Justice Elena Kagan, in a dissenting opinion for the court’s four liberal justices, agreed regulators should properly justify demands but that shouldn’t rule out requiring landowners to pay for mitigation work as part of getting a permit.

The majority ruling, Kagan wrote, could reduce government flexibility, expose local governments to a new slew of takings cases and force courts to sign off on everyday zoning and land-use decisions.

“The boundaries of the majority’s new rules are uncertain,’’ she wrote. “But it threatens to subject a vast array of land-use regulations, applied daily in states and localities throughout the country, to heightened constitutional scrutiny.’’
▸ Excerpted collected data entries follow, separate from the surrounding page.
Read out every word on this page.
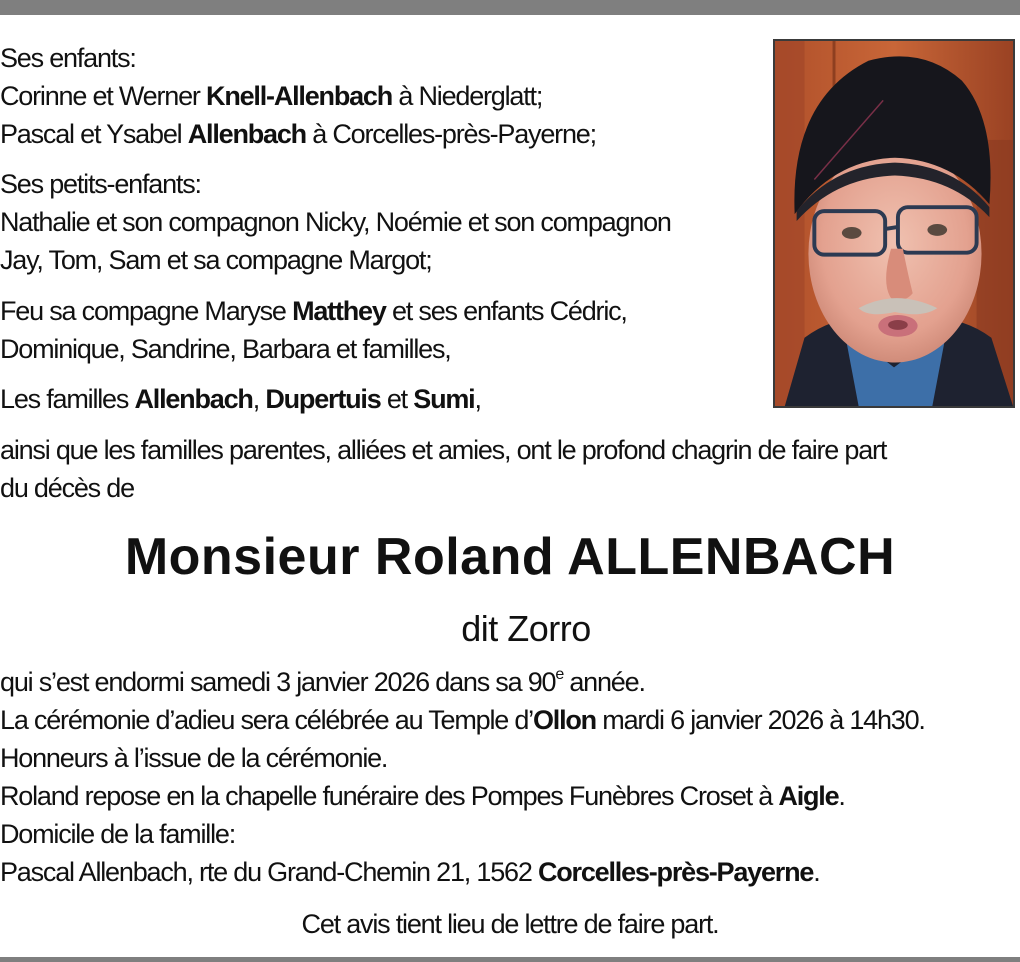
Ses enfants:
Corinne et Werner Knell-Allenbach à Niederglatt;
Pascal et Ysabel Allenbach à Corcelles-près-Payerne;
Ses petits-enfants:
Nathalie et son compagnon Nicky, Noémie et son compagnon
Jay, Tom, Sam et sa compagne Margot;
Feu sa compagne Maryse Matthey et ses enfants Cédric,
Dominique, Sandrine, Barbara et familles,
Les familles Allenbach, Dupertuis et Sumi,
ainsi que les familles parentes, alliées et amies, ont le profond chagrin de faire part
du décès de
Monsieur Roland ALLENBACH
dit Zorro
qui s’est endormi samedi 3 janvier 2026 dans sa 90e année.
La cérémonie d’adieu sera célébrée au Temple d’Ollon mardi 6 janvier 2026 à 14h30.
Honneurs à l’issue de la cérémonie.
Roland repose en la chapelle funéraire des Pompes Funèbres Croset à Aigle.
Domicile de la famille:
Pascal Allenbach, rte du Grand-Chemin 21, 1562 Corcelles-près-Payerne.
Cet avis tient lieu de lettre de faire part.
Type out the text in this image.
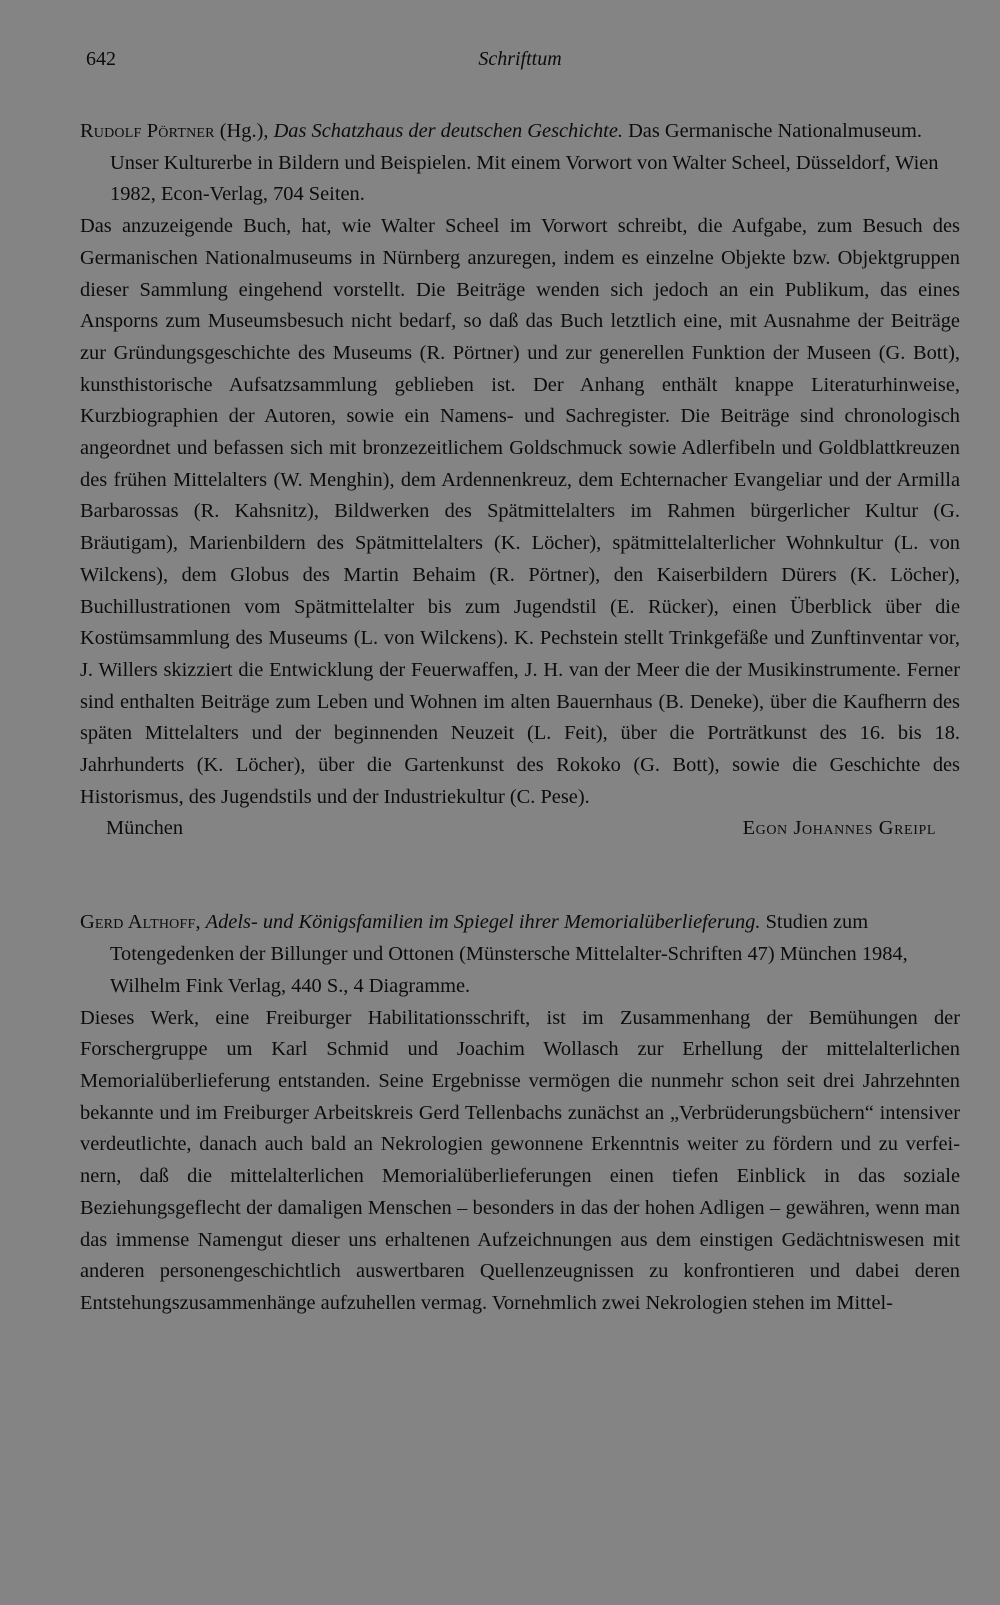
642	Schrifttum

Rudolf Pörtner (Hg.), Das Schatzhaus der deutschen Geschichte. Das Germanische Nationalmuseum. Unser Kulturerbe in Bildern und Beispielen. Mit einem Vorwort von Walter Scheel, Düsseldorf, Wien 1982, Econ-Verlag, 704 Seiten.

Das anzuzeigende Buch, hat, wie Walter Scheel im Vorwort schreibt, die Aufgabe, zum Besuch des Germanischen Nationalmuseums in Nürnberg anzuregen, indem es einzelne Objekte bzw. Objektgruppen dieser Sammlung eingehend vorstellt. Die Beiträge wenden sich jedoch an ein Publikum, das eines Ansporns zum Museumsbesuch nicht bedarf, so daß das Buch letztlich eine, mit Ausnahme der Beiträge zur Gründungsgeschichte des Museums (R. Pörtner) und zur generellen Funktion der Museen (G. Bott), kunsthistorische Aufsatzsammlung geblieben ist. Der Anhang enthält knappe Literaturhinweise, Kurzbiographien der Autoren, sowie ein Namens- und Sachregister. Die Beiträge sind chronologisch angeordnet und befassen sich mit bronzezeitlichem Goldschmuck sowie Adlerfibeln und Goldblattkreuzen des frühen Mittelalters (W. Menghin), dem Ardennenkreuz, dem Echternacher Evangeliar und der Armilla Barbarossas (R. Kahsnitz), Bildwerken des Spätmittelalters im Rahmen bürgerlicher Kultur (G. Bräutigam), Marienbildern des Spätmittelalters (K. Löcher), spätmittelalterlicher Wohnkultur (L. von Wilckens), dem Globus des Martin Behaim (R. Pörtner), den Kaiserbildern Dürers (K. Löcher), Buchillustrationen vom Spätmittelalter bis zum Jugendstil (E. Rücker), einen Überblick über die Kostümsammlung des Museums (L. von Wilckens). K. Pechstein stellt Trinkgefäße und Zunftinventar vor, J. Willers skizziert die Entwicklung der Feuerwaffen, J. H. van der Meer die der Musikinstrumente. Ferner sind enthalten Beiträge zum Leben und Wohnen im alten Bauernhaus (B. Deneke), über die Kaufherrn des späten Mittelalters und der beginnenden Neuzeit (L. Feit), über die Porträtkunst des 16. bis 18. Jahrhunderts (K. Löcher), über die Gartenkunst des Rokoko (G. Bott), sowie die Geschichte des Historismus, des Jugendstils und der Industriekultur (C. Pese).

München	Egon Johannes Greipl

Gerd Althoff, Adels- und Königsfamilien im Spiegel ihrer Memorialüberlieferung. Studien zum Totengedenken der Billunger und Ottonen (Münstersche Mittelalter-Schriften 47) München 1984, Wilhelm Fink Verlag, 440 S., 4 Diagramme.

Dieses Werk, eine Freiburger Habilitationsschrift, ist im Zusammenhang der Bemühungen der Forschergruppe um Karl Schmid und Joachim Wollasch zur Erhellung der mittelalterlichen Memorialüberlieferung entstanden. Seine Ergebnisse vermögen die nunmehr schon seit drei Jahrzehnten bekannte und im Freiburger Arbeitskreis Gerd Tellenbachs zunächst an „Verbrüderungsbüchern“ intensiver verdeutlichte, danach auch bald an Nekrologien gewonnene Erkenntnis weiter zu fördern und zu verfeinern, daß die mittelalterlichen Memorialüberlieferungen einen tiefen Einblick in das soziale Beziehungsgeflecht der damaligen Menschen – besonders in das der hohen Adligen – gewähren, wenn man das immense Namengut dieser uns erhaltenen Aufzeichnungen aus dem einstigen Gedächtniswesen mit anderen personengeschichtlich auswertbaren Quellenzeugnissen zu konfrontieren und dabei deren Entstehungszusammenhänge aufzuhellen vermag. Vornehmlich zwei Nekrologien stehen im Mittel-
The array of briefs filed in the case reflected the high stakes. They came from the Obama administration, environmental groups like Audubon and builders groups like the National Association of Home Builders.

Julie Hill-Gabriel, Audubon’s director of Everglades policy, said it will take some time to determine how agencies respond to the ruling but suspects that, at the very least, it would reduce their flexibility.

Miami attorney Kerri Barsh, a land-use lawyer for Greenberg Traurig who represents rock-mining interests, said she did not believe the ruling would have any sort of chilling effect on regulators but it could level the playing field by opening the door for landowners to file “takings” challenges even before permits are formally issued.

She said it also raises questions about the future of mitigation banking, a common practice in South Florida where developers pay to restore wild tracts that are often miles or even counties away from their projects.

Patrick Gillespie, a spokesman for the Florida Department of Environmental Protection said the decision “clarified the constitutional protections that must be afforded to landowners” and said the agency would work with water districts to ensure legal issues would be addressed.